Face à ces constats, les pouvoirs publics ont décidé d’instaurer un contrôle spécifique pour les automobilistes de plus de 65 ans. L’objectif affiché est de vérifier objectivement les aptitudes de ces conducteurs tout en préservant leur autonomie.
La mesure suscite néanmoins des inquiétudes chez les retraités, pour qui la conduite reste synonyme de liberté et d’indépendance. Les débats portent notamment sur la manière d’appliquer ce contrôle sans stigmatiser les conducteurs âgés.
Un débat qui dépasse les frontières françaises
La question de la conduite des seniors est discutée depuis plusieurs années au Parlement européen, sans qu’une directive commune n’ait encore été adoptée à l’échelle de l’Union. La France s’inscrit dans ce mouvement en instaurant un contrôle national dès 2026. Le vieillissement de la population rend le sujet de plus en plus prégnant dans plusieurs États membres.
Près de 80 % des accidents graves attribués aux difficultés des conducteurs âgés, selon les autorités
Les autorités avancent que près de 80 % des accidents graves seraient liés à des difficultés rencontrées par des automobilistes âgés. Ce chiffre, issu de plusieurs études selon les pouvoirs publics, est présenté comme l’une des principales justifications de l’examen obligatoire.

Ces données restent des estimations avancées par les autorités pour défendre la mesure. Elles ne constituent pas un bilan officiel définitif et leur périmètre exact — type d’accidents, territoire, période — n’est pas précisé dans les éléments disponibles.
Un examen en deux volets: bilan médical et mise en situation réelle
L’examen prévu en 2026 comportera, selon Pleine Vie, deux volets complémentaires. Le premier est une évaluation médicale comprenant des tests visuels et auditifs ainsi que des exercices destinés à mesurer les réflexes et la coordination du conducteur.
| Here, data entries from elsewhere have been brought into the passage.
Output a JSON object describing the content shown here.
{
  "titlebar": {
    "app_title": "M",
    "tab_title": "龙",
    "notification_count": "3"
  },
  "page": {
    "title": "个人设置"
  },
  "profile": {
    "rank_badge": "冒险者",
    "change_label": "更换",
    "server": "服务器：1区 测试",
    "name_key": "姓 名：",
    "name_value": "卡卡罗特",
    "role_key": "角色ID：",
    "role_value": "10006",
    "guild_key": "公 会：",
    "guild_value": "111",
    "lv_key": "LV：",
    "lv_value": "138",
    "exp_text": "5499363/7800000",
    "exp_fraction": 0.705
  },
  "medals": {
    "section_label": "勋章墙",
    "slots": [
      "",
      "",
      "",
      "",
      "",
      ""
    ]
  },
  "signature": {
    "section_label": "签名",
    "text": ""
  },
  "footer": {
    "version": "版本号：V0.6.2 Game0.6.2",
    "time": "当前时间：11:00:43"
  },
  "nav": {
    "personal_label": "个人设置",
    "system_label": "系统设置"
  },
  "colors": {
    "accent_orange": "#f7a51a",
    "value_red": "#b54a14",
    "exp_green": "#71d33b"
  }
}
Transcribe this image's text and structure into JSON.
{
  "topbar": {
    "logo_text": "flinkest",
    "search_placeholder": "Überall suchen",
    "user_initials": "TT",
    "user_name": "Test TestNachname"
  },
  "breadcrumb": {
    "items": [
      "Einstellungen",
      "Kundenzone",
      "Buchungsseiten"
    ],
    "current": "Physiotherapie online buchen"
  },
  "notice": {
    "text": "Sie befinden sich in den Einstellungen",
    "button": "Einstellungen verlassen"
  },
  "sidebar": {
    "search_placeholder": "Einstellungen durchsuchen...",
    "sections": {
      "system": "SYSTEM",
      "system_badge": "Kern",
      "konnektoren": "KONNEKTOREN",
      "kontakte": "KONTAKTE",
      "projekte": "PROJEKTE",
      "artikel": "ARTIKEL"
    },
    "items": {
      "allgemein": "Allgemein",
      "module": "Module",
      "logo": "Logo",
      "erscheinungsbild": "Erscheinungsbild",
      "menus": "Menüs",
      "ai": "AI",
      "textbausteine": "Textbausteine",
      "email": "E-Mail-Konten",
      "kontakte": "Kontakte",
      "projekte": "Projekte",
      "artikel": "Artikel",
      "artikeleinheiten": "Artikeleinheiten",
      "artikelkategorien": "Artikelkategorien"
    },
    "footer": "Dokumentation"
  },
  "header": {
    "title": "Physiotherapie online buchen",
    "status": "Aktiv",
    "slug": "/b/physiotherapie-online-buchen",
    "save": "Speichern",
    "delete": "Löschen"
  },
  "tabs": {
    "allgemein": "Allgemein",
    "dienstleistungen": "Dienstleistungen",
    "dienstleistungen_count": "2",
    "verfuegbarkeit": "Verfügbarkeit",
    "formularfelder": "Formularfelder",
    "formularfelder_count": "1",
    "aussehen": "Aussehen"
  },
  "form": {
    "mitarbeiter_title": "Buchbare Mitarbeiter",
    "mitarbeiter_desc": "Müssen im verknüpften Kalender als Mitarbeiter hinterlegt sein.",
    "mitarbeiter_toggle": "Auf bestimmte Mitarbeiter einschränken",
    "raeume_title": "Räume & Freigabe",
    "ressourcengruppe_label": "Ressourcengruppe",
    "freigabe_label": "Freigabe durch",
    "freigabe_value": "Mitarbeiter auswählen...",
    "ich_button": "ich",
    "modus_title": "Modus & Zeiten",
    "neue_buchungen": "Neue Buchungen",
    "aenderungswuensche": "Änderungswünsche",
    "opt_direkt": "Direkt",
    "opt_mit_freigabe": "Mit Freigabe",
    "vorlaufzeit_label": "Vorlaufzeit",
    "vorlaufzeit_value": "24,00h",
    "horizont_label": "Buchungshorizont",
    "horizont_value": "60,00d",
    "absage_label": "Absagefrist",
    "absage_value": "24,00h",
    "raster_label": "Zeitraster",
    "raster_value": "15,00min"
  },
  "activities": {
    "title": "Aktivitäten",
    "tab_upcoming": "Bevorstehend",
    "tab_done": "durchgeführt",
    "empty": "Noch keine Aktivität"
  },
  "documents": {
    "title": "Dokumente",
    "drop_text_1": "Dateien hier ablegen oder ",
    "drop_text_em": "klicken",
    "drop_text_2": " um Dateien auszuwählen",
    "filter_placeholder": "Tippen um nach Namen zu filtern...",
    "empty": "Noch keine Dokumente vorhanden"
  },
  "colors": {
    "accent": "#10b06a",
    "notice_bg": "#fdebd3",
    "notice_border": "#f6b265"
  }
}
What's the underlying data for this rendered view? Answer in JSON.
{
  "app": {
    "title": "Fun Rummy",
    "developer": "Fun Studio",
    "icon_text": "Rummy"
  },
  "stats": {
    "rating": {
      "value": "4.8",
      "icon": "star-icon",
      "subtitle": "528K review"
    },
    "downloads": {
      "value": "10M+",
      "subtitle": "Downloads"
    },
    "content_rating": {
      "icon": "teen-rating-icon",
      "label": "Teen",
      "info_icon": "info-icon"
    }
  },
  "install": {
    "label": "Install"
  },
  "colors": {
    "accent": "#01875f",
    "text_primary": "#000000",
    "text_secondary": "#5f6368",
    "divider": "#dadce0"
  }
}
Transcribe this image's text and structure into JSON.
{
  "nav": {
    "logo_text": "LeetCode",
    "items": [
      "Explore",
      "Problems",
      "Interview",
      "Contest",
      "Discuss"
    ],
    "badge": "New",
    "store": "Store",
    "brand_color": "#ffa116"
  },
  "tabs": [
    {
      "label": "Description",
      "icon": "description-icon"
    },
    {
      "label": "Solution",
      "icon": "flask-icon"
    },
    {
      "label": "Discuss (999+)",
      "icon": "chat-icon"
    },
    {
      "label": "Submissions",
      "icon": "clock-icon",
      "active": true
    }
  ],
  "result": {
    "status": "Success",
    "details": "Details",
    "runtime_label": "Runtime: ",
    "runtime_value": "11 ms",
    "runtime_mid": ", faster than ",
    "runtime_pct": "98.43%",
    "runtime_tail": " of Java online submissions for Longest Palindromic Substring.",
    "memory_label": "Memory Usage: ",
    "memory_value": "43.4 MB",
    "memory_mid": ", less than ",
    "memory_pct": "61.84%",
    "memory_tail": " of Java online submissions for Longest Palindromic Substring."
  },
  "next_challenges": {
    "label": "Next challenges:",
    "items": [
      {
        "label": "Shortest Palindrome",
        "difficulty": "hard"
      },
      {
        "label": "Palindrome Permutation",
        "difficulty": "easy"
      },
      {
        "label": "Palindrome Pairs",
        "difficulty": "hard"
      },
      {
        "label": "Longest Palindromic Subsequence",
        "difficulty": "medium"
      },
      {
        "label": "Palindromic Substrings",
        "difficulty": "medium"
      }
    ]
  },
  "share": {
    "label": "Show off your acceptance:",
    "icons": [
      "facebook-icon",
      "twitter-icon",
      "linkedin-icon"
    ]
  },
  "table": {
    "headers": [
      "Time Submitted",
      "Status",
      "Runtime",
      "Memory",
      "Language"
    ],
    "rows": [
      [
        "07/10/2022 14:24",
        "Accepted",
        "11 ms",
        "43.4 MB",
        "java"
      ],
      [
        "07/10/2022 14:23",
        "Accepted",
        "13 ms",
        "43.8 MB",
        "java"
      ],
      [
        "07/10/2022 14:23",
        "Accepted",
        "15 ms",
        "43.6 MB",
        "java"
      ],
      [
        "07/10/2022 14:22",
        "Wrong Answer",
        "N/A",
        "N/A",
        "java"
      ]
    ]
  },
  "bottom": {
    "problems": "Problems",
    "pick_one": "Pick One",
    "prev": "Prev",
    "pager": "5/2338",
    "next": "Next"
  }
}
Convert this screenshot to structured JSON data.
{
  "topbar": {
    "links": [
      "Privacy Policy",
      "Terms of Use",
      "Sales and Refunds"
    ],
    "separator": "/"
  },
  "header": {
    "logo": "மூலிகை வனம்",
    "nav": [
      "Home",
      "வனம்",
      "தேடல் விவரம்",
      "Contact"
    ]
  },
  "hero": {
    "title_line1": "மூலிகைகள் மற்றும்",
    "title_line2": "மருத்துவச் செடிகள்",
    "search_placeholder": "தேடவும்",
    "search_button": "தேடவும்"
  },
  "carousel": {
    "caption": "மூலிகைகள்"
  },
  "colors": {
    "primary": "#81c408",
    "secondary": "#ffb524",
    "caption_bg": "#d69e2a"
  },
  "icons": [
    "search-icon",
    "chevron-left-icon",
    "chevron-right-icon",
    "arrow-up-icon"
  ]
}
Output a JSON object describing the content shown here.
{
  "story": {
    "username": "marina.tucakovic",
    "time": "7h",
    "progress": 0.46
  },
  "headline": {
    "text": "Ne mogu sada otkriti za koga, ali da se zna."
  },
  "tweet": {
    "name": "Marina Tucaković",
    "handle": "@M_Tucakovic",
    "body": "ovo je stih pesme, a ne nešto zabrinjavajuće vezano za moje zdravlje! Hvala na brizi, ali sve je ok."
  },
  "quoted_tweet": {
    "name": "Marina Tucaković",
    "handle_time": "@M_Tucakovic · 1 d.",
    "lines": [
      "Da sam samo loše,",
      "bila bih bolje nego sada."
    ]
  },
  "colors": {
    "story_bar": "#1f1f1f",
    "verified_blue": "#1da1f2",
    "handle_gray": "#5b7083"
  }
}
Le second volet est une épreuve pratique: une mise en situation réelle au volant, conçue pour juger l’aptitude effective à circuler en sécurité. L’articulation entre ces deux composantes vise à offrir une évaluation globale des capacités du conducteur senior.
Permis suspendu en cas d’échec, formations et remise à niveau prévues
Un échec à l’examen pourra entraîner la suspension ou la limitation du permis de conduire. Les autorités précisent toutefois qu’une récupération reste possible après une mise à niveau ou un suivi médical adapté, et que la sanction ne doit pas être perçue comme une exclusion définitive.